Wednesday, September 28, 2016

Once Again, Banning Books

There are some events that we wish would become obsolete, so we didn't have to revisit them year after year. But censorship seems alive and well, so we are writing again about Banned Books Week, which began on September 25th and runs through October 1st this year.

This event is spearheaded by the American Library Association  (ALA) and its Office of Intellectual Freedom. We've written about Banned Books Week before: in 2011, 2013, and 2014. [This is our 933rd post, so we beg your indulgence if we revisit certain subjects.] But the list of banned books keeps changing.
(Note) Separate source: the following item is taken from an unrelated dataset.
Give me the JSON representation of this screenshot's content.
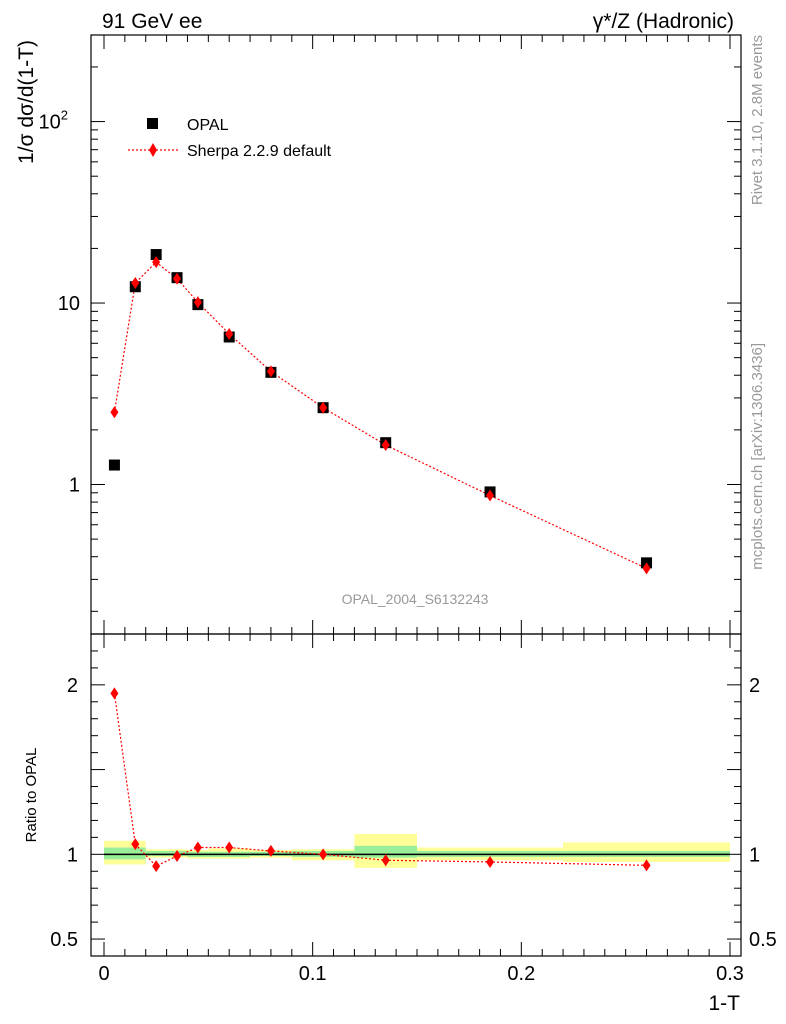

The 2015 list, for example, includes Mark Haddon's The Curious Incident of the Dog in the Night-time and Fun Home by Alison Bechdel, two books that became extraordinary Broadway productions and which won Tony Awards for Best Play and Best Musical, respectively, in 2015.

Many classic books also have been banned in different places at different points in time, including The Great Gatsby, The Grapes of Wrath, To Kill a Mockingbird, and 1984.

It's instructive to see where challenges to books originate, and the ALA has created a graphic illustrating this information. One of the benefits to our digital age is that access to books no longer depends on the standards of a local library, school board, or bookstore. Books are available in numerous formats from a wide variety of sources, and there is an extraordinary trove of information that readers of all ages can access as they make their decisions about what to read.

Why are some books challenged? The reasons seem to change over time, since the subject matter of contemporary books tends to reflect our society's focus and concerns, but sexuality and religion seem to be the most frequent reasons. Of course, parents need to make sure that the books their young children read are suitable for their level of understanding and reflect values with which they are comfortable. But making certain titles unavailable for older teens and adults in a community violates the Library Bill of Rights established by the ALA, which includes such rights as:

  • Books and other library resources should be provided for the interest, information, and enlightenment of all people of the community the library serves. Materials should not be excluded because of the origin, background, or views of those contributing to their creation.
  • Libraries should provide materials and information presenting all points of view on current and historical issues. Materials should not be proscribed or removed because of partisan or doctrinal disapproval.
  • Libraries should challenge censorship in the fulfillment of their responsibility to provide information and enlightenment.